Learn how easy it is to sync an existing GitHub or Google Code repo to a SourceForge project! See Demo


#426 Deduplicate Strings in UndoManager for big search&replace

Thomas Meyer

The UndoManager.contentRemoved() method is called by the JEditBuffer.remove() method and is supplied with a new string object for every call. In large search&replace-all scenarios this can quickly fill up memory as a reference is hold by the created CompoundEdit object, so these objects cannot get garbage collected. Use the KillRing, that is called anyway, to check for the existence of an equal String object. Sadly this doesn't work for whitespace replaces as the KillRing doesn't seem to store these.
For the test file in patch 3527797 (file: jedit-slow-search-replace-small.txt.zip) and a search-and-replace-all from "," to ", " this saves about 72MB of String objects for this simple search&replace-all case.


  • Thomas Meyer
    Thomas Meyer

    New patch against 3531538

  • Would you please give measures of this patch and unconditional use of
    String.intern() ? If their difference is not so much, I think the
    latter will be preferable in favor of less code complexity.

  • Thomas Meyer
    Thomas Meyer

    Hi k_satoda,

    I'm not sure if this is the right thing todo. Example:
    1.) Given a long running jEdit session, days or month, the string literal pool will get filled up with every search and replace action. These literal will still exists after the corresponding buffer is closed and will never get deleted.
    2.) Especially when you use as a search argument a regex and as a replacement a beanshell script, every replacement string may be different. this will quickly fill up the string literal pool, which will never get purged.

    So I think to only internal white spaces strings is a good compromise.

  • Did you miss a recent thread on jedit-devel?
    In short, a good implementation of String.intern() hold the String in
    pool as weak references and the instances will be collected as same as
    all other objects, and JDK provides such implementation.

    So I think it worth a measure.

  • Thomas Meyer
    Thomas Meyer

    Yes, okay.

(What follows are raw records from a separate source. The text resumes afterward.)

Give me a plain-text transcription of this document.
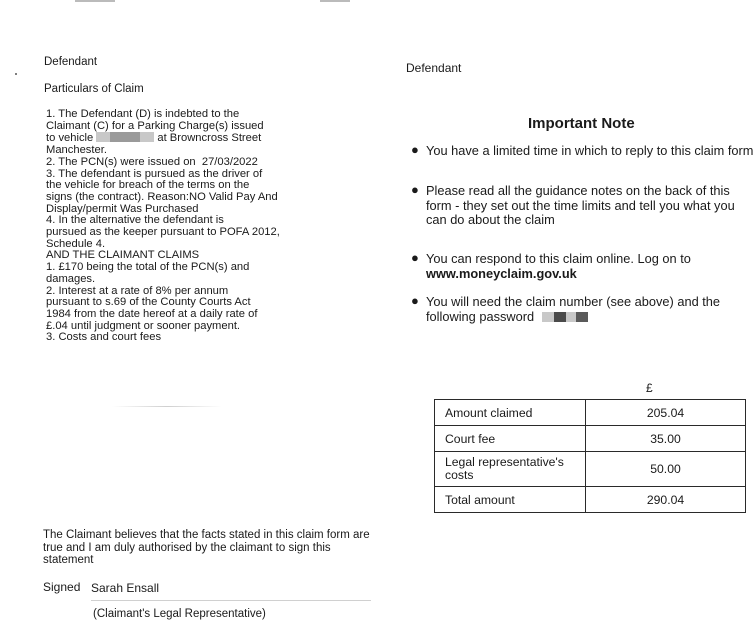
Defendant
Particulars of Claim
1. The Defendant (D) is indebted to the
Claimant (C) for a Parking Charge(s) issued
to vehicle	at Browncross Street
Manchester.
2. The PCN(s) were issued on  27/03/2022
3. The defendant is pursued as the driver of
the vehicle for breach of the terms on the
signs (the contract). Reason:NO Valid Pay And
Display/permit Was Purchased
4. In the alternative the defendant is
pursued as the keeper pursuant to POFA 2012,
Schedule 4.
AND THE CLAIMANT CLAIMS
1. £170 being the total of the PCN(s) and
damages.
2. Interest at a rate of 8% per annum
pursuant to s.69 of the County Courts Act
1984 from the date hereof at a daily rate of
£.04 until judgment or sooner payment.
3. Costs and court fees
The Claimant believes that the facts stated in this claim form are true and I am duly authorised by the claimant to sign this statement
Signed Sarah Ensall
(Claimant's Legal Representative)
Defendant
Important Note
● You have a limited time in which to reply to this claim form
● Please read all the guidance notes on the back of this form - they set out the time limits and tell you what you can do about the claim
● You can respond to this claim online. Log on to
www.moneyclaim.gov.uk
● You will need the claim number (see above) and the following password
£
Amount claimed	205.04
Court fee	35.00
Legal representative's costs	50.00
Total amount	290.04
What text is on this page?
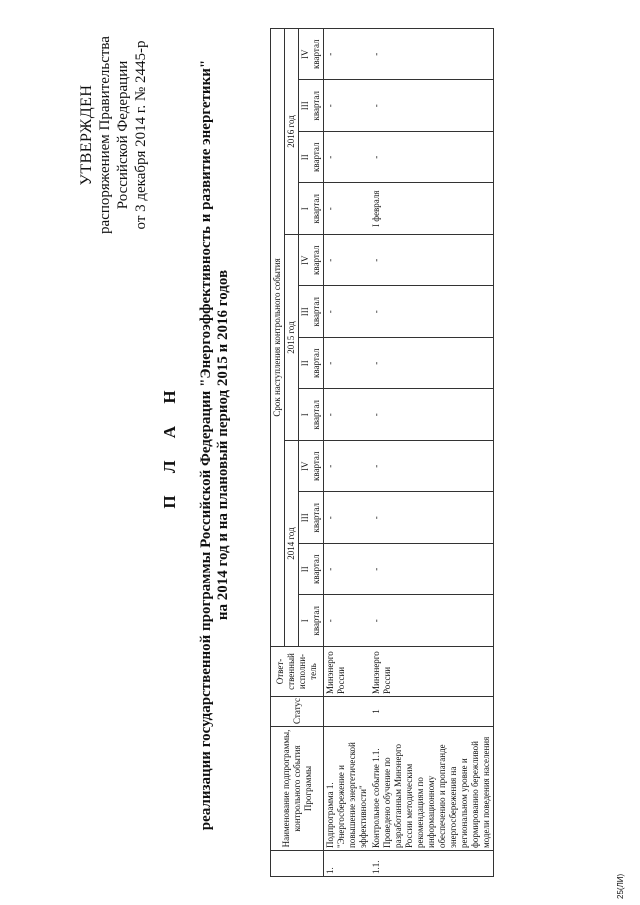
УТВЕРЖДЕН распоряжением Правительства Российской Федерации от 3 декабря 2014 г. № 2445-р
П Л А Н реализации государственной программы Российской Федерации "Энергоэффективность и развитие энергетики" на 2014 год и на плановый период 2015 и 2016 годов
	Наименование подпрограммы, контрольного события Программы	Статус	Ответ-ственный исполни-тель	Срок наступления контрольного события											
				2014 год				2015 год				2016 год			

				I квартал	II квартал	III квартал	IV квартал	I квартал	II квартал	III квартал	IV квартал	I квартал	II квартал	III квартал	IV квартал

1.	Подпрограмма 1. "Энергосбережение и повышение энергетической эффективности"		Минэнерго России	-	-	-	-	-	-	-	-	-	-	-	-
1.1.	Контрольное событие 1.1. Проведено обучение по разработанным Минэнерго России методическим рекомендациям по информационному обеспечению и пропаганде энергосбережения на региональном уровне и формированию бережливой модели поведения населения	1	Минэнерго России	-	-	-	-	-	-	-	-	I февраля	-	-	-
25(ЛИ)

I didn't know that. Okay. updated patch attached. The saving still exists with String.intern() for a file with 2.260.000 changes from "," to ", ".

  • Thomas Meyer
    Thomas Meyer

    results before and after patch

    • assigned_to: nobody --> k_satoda
  • Could you please measure the time, too?

    Some articles about String.intern() says it can be a CPU bottle neck. If
    it is the case, we should try UniquePool (attached in the below
    mentioned thread), or using KillRing as you originally proposed.

    For the patch, is the move of getLastEdit() relevant to this issue? If
    it is, please explain what was wrong. If not, please drop from the
    patch. If it is just a code clean up without changing behavior, I'll
    commit it in a separate revision before or after the patch.

  • Thomas Meyer
    Thomas Meyer

    1.) Mesurment results:
    with patch:
    18:14:15 [AWT-EventQueue-0] [debug] SearchAndReplace: Call= 1 Diff= 22093582292 Avg=22093582292
    18:17:54 [AWT-EventQueue-0] [debug] SearchAndReplace: Call= 2 Diff= 18648002863 Avg=20370792577
    18:18:24 [AWT-EventQueue-0] [debug] SearchAndReplace: Call= 3 Diff= 17526573108 Avg=19422719421

    without patch:
    18:21:44 [AWT-EventQueue-0] [debug] SearchAndReplace: Call= 1 Diff= 22909061134 Avg=22909061134
    18:22:57 [AWT-EventQueue-0] [debug] SearchAndReplace: Call= 3 Diff= 14757049554 Avg=17632463808
    18:22:12 [AWT-EventQueue-0] [debug] SearchAndReplace: Call= 2 Diff= 15231280738 Avg=19070170936

    2.) getLastEdit()
    no, these are just code clean ups, as getLastEdit() is only needed when clearDirty is set.

    • summary: Use KillRing to deduplicate objects in UndoManager --> Deduplicate Strings in UndoManager for big search&replace
    • status: open --> closed-accepted
  • Accepted as r21884.

    The code cleanup part was accepted as r21883.